Post
 Posted By: Mama Mangia 
Jun 11  # 1 of 1
Baked Fresh Corn

(6 servings)

3 Tbsp butter
3 Tbsp flour
1-1/2 teaspoons salt
Dash of freshly ground pepper
1-1/2 cups half-and-half cream
2-1/4 cups cooked (6 to 6 plump ears) corn cut from the cob
3 beaten eggs
3/4 cup buttered breadcrumbs
Paprika


Preheat oven to 350 F.

Heat butter in a saucepan, add flour and blend with wire whisk. Season with salt and pepper. Meanwhile, bring the cream to a boil and add all at once to the butter-flour mixture, stirring vigorously with whisk until sauce is thickened and smooth. Remove sauce from heat and add the corn. Slowly add the beaten eggs, stirring constantly.

Pour mixture into greased 5- to 6-cup casserole and top with breadcrumbs. Sprinkle with paprika and place in a shallow pan of hot water. Bake 45 to 50 minutes.

VARIATION

Corn and Cheese Pudding

Add 1 cup grated sharp cheddar cheese and 1 teaspoon dry mustard to the white sauce. Stir until cheese melts before adding the corn.



Baked Potato Casserole

5 lbs potatoes, cooked and cubed
1/2 lb cooked bacon, crumbled (can use more)
1 small onion, chopped
4-5 green onions, chopped
1 1/2 cups mayonnaise (Hellman's is best for this)
1 1/2 cups sour cream
salt and pepper
5 tablespoons melted butter
1/4 teaspoon garlic powder (optional)
1 1/2 cups cheddar cheese, cubed
1 cup cheddar cheese, shredded (or to taste)

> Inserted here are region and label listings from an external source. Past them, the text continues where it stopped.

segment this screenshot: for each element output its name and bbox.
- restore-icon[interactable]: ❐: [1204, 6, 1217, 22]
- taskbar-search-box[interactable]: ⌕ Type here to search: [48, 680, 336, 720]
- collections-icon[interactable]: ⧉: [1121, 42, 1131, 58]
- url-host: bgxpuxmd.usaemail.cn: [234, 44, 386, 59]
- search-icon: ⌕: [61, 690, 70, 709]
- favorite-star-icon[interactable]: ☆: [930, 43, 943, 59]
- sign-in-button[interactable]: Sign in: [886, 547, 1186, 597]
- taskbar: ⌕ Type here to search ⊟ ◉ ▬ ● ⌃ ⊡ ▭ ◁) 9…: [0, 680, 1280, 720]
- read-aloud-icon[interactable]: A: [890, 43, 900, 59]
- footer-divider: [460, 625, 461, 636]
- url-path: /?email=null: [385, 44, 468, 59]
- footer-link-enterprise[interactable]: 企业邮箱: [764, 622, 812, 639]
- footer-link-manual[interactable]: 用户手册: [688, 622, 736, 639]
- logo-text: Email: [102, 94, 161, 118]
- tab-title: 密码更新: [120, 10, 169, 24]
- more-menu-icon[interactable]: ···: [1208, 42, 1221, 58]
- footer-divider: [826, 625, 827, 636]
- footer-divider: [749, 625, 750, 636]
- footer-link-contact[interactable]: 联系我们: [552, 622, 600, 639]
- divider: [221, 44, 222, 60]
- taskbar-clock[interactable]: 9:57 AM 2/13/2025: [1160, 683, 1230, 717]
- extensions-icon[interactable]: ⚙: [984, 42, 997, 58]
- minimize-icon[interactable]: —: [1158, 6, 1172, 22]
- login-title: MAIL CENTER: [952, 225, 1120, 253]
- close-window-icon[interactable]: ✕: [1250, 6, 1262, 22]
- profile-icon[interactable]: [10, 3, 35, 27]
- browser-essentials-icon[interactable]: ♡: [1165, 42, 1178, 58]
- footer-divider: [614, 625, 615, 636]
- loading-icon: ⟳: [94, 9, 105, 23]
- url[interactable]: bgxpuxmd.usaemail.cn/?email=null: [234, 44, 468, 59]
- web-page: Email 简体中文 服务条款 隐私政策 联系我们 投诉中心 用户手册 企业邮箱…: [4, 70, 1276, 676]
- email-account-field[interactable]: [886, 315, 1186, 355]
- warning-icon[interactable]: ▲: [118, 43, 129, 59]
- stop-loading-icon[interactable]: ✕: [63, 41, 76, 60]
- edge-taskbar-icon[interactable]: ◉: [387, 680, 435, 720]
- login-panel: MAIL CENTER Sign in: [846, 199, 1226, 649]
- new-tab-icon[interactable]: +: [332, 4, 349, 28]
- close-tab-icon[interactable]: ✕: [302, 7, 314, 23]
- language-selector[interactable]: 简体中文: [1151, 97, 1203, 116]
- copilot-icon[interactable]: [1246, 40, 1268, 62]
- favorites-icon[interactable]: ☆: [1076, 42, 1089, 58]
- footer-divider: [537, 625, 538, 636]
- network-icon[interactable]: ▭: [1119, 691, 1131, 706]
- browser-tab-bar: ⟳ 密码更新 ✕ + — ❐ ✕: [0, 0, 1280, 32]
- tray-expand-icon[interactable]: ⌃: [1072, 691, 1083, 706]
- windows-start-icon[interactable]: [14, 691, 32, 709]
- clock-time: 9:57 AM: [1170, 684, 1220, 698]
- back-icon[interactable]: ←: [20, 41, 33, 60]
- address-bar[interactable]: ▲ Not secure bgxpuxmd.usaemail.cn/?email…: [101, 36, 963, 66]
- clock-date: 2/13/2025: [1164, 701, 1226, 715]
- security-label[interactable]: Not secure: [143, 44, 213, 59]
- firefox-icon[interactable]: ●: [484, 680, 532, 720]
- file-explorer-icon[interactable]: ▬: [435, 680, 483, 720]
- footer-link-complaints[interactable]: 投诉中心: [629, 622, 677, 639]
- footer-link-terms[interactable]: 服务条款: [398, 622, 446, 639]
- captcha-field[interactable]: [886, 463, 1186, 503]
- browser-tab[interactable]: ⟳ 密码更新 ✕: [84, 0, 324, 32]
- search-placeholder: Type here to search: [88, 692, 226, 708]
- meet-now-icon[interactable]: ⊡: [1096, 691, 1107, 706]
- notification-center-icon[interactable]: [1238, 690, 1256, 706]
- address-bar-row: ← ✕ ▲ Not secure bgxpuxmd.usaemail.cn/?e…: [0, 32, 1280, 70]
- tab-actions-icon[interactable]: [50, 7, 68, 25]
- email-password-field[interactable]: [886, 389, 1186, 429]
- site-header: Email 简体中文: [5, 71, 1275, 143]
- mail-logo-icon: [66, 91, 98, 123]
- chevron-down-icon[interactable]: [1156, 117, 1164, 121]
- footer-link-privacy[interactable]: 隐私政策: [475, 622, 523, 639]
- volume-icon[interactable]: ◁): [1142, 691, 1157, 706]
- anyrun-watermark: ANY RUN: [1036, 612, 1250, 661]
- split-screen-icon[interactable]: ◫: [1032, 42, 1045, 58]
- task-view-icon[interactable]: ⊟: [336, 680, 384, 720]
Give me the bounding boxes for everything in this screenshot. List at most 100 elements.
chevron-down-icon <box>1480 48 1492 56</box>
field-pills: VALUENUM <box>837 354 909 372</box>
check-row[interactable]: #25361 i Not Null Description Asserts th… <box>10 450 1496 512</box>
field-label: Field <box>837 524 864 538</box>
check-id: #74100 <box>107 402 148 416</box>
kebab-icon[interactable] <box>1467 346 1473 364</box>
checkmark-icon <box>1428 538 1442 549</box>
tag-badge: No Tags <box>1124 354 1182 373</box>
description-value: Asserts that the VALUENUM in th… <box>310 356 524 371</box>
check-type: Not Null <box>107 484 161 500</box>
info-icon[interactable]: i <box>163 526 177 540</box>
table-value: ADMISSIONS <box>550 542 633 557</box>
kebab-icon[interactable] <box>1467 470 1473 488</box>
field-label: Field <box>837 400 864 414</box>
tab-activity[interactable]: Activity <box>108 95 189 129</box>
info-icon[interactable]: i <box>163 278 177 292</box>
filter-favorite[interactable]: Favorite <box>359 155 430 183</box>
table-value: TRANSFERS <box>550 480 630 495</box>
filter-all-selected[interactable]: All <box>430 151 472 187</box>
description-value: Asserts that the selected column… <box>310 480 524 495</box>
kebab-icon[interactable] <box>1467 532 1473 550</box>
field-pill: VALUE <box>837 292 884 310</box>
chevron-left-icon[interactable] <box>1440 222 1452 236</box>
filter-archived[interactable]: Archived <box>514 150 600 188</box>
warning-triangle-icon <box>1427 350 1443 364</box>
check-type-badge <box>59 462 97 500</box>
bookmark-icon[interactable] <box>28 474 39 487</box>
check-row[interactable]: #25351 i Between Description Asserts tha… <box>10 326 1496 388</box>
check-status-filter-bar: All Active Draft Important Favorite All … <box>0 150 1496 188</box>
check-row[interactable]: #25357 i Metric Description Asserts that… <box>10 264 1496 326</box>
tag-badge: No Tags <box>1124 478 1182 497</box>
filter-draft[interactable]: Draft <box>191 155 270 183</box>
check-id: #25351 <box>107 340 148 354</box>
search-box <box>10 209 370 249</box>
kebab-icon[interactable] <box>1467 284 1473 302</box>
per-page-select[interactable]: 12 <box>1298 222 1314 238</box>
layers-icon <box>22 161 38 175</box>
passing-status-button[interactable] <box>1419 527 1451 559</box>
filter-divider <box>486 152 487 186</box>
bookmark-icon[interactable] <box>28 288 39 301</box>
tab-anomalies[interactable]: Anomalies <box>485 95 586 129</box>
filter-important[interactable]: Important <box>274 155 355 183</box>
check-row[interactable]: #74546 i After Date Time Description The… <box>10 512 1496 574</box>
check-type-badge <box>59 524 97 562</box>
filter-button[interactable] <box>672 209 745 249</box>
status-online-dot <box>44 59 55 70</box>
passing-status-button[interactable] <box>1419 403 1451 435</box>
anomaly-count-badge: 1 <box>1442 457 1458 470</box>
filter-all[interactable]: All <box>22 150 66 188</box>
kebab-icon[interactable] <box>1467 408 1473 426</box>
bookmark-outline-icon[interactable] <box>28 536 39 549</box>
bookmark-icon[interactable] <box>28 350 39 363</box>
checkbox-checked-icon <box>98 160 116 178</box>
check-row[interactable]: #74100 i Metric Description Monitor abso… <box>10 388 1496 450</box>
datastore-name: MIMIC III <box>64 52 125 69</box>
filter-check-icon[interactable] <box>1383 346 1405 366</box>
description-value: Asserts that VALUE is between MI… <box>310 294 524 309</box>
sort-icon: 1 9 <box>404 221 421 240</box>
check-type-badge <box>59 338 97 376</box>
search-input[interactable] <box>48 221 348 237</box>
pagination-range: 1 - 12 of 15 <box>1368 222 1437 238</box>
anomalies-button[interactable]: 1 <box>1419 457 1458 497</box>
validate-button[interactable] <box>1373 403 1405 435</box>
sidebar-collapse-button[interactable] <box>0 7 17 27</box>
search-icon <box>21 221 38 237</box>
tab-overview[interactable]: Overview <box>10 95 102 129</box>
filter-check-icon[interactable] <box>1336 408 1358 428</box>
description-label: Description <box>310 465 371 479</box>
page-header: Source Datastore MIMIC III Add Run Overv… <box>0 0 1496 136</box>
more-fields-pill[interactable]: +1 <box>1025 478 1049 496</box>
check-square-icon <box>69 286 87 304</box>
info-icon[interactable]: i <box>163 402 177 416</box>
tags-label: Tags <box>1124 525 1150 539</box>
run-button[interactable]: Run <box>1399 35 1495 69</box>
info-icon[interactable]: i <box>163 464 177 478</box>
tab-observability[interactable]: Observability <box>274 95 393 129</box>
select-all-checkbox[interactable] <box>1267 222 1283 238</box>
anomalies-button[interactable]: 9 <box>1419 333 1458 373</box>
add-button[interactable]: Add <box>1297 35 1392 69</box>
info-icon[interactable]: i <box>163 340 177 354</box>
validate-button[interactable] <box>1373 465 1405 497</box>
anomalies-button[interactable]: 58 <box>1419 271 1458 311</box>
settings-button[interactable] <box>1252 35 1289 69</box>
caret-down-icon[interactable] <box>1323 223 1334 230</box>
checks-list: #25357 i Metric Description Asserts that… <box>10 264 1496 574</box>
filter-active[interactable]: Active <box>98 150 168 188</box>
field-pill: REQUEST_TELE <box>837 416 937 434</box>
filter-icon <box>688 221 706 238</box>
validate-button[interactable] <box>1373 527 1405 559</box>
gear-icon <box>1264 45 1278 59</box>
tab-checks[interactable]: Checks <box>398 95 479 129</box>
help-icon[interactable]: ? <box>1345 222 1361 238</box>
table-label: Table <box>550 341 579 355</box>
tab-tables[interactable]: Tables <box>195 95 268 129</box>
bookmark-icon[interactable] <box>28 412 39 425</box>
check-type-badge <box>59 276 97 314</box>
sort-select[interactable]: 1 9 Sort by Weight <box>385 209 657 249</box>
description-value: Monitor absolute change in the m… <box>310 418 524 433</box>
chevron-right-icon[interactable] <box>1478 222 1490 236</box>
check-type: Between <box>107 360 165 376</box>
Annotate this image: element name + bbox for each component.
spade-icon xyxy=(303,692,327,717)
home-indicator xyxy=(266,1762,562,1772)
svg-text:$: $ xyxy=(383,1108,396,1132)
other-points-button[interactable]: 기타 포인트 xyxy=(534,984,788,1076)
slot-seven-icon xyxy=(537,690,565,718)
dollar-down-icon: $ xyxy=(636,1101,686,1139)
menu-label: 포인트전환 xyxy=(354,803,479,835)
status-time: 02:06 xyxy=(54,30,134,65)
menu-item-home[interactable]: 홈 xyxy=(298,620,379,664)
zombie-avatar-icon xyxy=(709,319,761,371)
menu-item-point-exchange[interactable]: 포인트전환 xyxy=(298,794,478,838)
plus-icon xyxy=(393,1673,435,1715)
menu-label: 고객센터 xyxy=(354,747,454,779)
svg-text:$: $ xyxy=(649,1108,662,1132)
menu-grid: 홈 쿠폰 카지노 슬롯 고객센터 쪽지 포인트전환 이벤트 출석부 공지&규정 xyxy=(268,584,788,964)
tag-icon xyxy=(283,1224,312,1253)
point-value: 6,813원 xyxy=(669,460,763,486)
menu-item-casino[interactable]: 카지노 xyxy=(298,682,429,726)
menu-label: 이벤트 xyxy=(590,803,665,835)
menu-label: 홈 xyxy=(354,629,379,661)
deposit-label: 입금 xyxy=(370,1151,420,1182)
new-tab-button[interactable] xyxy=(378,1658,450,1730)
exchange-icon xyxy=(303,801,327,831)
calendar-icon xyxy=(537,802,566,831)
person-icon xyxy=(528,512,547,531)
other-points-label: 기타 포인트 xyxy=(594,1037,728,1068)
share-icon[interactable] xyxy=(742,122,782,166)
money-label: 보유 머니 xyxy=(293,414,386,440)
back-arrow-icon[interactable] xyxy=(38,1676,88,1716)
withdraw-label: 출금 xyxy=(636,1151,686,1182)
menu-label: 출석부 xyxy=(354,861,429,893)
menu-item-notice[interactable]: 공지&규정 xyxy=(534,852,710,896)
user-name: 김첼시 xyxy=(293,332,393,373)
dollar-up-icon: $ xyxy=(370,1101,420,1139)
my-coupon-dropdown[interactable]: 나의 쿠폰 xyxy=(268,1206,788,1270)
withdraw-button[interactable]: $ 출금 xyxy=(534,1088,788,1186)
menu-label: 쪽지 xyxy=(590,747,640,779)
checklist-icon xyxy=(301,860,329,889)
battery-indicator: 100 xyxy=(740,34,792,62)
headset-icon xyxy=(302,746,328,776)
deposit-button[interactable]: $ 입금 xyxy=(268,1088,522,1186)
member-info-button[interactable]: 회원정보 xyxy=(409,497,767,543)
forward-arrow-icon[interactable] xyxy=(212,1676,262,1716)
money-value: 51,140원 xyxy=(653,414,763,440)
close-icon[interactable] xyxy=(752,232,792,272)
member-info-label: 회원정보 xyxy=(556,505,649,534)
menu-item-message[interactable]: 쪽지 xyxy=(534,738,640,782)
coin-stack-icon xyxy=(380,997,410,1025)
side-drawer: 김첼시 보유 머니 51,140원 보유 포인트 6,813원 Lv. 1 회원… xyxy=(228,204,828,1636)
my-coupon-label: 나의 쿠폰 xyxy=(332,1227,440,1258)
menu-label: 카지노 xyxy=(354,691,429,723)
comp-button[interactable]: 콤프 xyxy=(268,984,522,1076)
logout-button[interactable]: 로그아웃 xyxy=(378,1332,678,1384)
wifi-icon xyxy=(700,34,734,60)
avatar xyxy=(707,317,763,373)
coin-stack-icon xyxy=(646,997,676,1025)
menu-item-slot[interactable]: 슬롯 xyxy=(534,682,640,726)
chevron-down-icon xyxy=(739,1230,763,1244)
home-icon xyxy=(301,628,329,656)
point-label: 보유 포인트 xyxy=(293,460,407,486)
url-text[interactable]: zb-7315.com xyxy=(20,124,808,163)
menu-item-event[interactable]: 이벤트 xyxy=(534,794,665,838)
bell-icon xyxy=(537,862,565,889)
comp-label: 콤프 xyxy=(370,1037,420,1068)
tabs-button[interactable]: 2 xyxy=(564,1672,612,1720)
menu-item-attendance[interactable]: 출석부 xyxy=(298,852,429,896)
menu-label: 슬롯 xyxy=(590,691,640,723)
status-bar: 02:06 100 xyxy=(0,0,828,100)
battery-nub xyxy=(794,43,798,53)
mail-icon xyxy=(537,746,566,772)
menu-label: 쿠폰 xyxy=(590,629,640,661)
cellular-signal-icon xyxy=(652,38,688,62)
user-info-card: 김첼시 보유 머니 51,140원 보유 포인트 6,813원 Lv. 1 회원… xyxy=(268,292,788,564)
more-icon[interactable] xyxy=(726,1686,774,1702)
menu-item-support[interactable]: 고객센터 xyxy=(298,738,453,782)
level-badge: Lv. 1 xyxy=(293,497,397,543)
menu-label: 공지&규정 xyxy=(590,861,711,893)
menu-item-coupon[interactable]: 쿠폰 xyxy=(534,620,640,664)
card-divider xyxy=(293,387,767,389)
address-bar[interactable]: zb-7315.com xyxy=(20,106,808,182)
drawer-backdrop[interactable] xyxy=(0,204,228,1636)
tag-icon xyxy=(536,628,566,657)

Grease a medium size casserole dish.
Set oven to 350 degrees.
In a large bowl, mix mayo, sour cream, melted butter, garlic powder, onions, salt and black pepper.
Add in the cooked cubed potatoes, cubed cheese and bacon; mix lightly.
Pour into prepared casserole dish, sprinkle with shredded cheddar cheese.
Bake 20-25 minutes, or until hot and bubbley.
Delicious!



Beans and Greens

Serves 4

2 bunches of escarole
1/2 cup olive or vegetable oil
4 garlic cloves
15 ounce can cannellini beans or cooked dried beans equal to 2-2 1/2 cups
1/2 cup butter
Red pepper flakes to taste
1/4 cup freshly grated Parmesan cheese
Garlic powder to taste
Freshly ground black pepper to taste

Clean escarole and cut into strips. Boil in salted water until
tender-drain well. Heat oil in a large skillet and saute the garlic
until lightly brown. Remove the garlic from the pan (I add it back
in at the end) and add the escarole and saute a few minutes. Add
the cooked beans and 1/4 cup butter. Simmer a few minutes and
season with salt, pepper and red pepper flakes. Stir in the Parmesan
cheese and add a little garlic powder if using.




Beefy Jalapeno Corn Bake

1 pound ground beef
2 eggs
1 can (14-3/4 ounces) cream-style corn
1 cup milk
1/2 cup vegetable oil
1 cup cornmeal
3 tablespoons all-purpose flour
1-1/2 teaspoons baking powder
3/4 teaspoon salt
4 cups (16 ounces) shredded cheddar cheese, divided
1 medium onion, chopped
4 jalapeno peppers, seeded and chopped


In a large skillet, cook beef over medium heat until no longer pink; drain and set aside. In a large bowl, beat eggs, corn, milk and oil. Combine the cornmeal, flour, baking powder and salt; add to egg mixture and mix well.

Pour half of the batter into a greased 13-in. x 9-in. x 2-in. baking dish. Sprinkle with 2 cups cheese; top with the beef, onion and jalapenos. Sprinkle with remaining cheese; top with remaining batter.

Bake, uncovered, at 350° for 55-60 minutes or until a toothpick inserted into corn bread topping comes out clean. Serve warm. Refrigerate any leftovers.



Beer Battered Zucchini

1 zucchini

Batter:
1 cup flour
1 teaspoon baking powder
1/2 teaspoon salt
1/4 teaspoon pepper
1 egg
6 ounces beer
2 dashes Tabasco sauce

Slice zucchini, coat with flour and set aside. Combine remaining ingredients in large bowl, beat until smooth. Let sit for 15 minutes so the yeast can work on the flour. Fry in a little olive oil.